When she was close enough that I could see the gold flecks in her green eyes, close enough to smell the copper-sharp scent of human stress, she touched her chest.
"Dana," she said clearly.
A name. She was giving me her name.
I touched my own chest, spoke my name in return. "Er'dox."
Her pronunciation would be terrible—human vocal structures couldn't replicate Zandovian phonemes—but the intent was clear. First contact. The exchange of names. The beginning of communication.
She spoke again, and I caught the tone even if I couldn't understand the words.We need help. Please.
Behind her, one of the others made a sound that was unmistakably distress. Others were moving now, preparing to abandon their cave, their last shelter.
I gestured again toward the craft, more insistent this time. We needed to move. The temperature was still dropping, butit would rise again soon enough, and I had no interest in experiencing a Class Seven planet's day cycle firsthand.
Dana—the leader, the engineer, the woman who'd kept these people alive with improvised technology and sheer determination—turned back to her people and gave an order.
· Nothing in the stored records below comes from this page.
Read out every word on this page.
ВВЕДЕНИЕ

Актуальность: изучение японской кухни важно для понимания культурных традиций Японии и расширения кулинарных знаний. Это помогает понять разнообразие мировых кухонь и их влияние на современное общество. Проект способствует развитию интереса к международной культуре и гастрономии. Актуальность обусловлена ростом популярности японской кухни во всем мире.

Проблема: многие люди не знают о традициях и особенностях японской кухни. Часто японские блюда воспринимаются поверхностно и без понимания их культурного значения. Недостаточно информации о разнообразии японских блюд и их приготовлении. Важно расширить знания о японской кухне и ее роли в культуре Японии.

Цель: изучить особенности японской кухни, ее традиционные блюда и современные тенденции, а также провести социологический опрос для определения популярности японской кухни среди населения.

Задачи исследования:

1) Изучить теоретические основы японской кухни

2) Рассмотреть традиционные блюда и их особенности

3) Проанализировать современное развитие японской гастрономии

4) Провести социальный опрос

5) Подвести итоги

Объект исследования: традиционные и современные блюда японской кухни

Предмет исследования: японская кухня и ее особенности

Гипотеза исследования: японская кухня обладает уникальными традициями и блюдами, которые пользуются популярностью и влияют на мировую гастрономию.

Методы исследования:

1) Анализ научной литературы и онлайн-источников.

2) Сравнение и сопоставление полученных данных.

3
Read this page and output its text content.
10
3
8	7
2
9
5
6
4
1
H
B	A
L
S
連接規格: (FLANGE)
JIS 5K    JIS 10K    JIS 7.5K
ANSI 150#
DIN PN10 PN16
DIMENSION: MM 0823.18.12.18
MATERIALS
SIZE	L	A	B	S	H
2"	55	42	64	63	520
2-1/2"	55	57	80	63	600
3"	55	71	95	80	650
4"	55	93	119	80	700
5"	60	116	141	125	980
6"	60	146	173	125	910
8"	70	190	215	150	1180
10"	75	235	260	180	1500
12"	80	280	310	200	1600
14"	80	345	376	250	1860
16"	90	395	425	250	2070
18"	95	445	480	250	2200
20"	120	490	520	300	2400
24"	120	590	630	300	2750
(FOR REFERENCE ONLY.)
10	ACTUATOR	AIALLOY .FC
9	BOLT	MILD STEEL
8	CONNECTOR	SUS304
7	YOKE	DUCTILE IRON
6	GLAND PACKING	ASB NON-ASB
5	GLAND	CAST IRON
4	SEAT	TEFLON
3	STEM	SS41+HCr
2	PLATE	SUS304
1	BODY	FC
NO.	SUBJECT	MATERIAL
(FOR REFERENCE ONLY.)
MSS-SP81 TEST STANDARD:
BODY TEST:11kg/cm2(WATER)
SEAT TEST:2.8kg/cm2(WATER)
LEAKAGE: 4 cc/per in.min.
They moved with surprising efficiency for a group in such poor condition, helping the injured, gathering what supplies they could carry.
She was the last to approach the ramp, taking one final look at their cave. I saw something in her expression that I recognized from my own experience—the knowledge that you're leaving behind the last piece of safety, stepping into complete unknown, gambling your survival on trust you can't verify.
Then she met my eyes again, and I saw the decision solidify. The choice made.
She stepped onto the ramp, into the landing craft, into my responsibility.
The ramp sealed behind her with a hiss of hydraulics, and I watched her flinch at the sound—not fear, exactly, but high-strung alertness. Every nerve ending live-wire aware.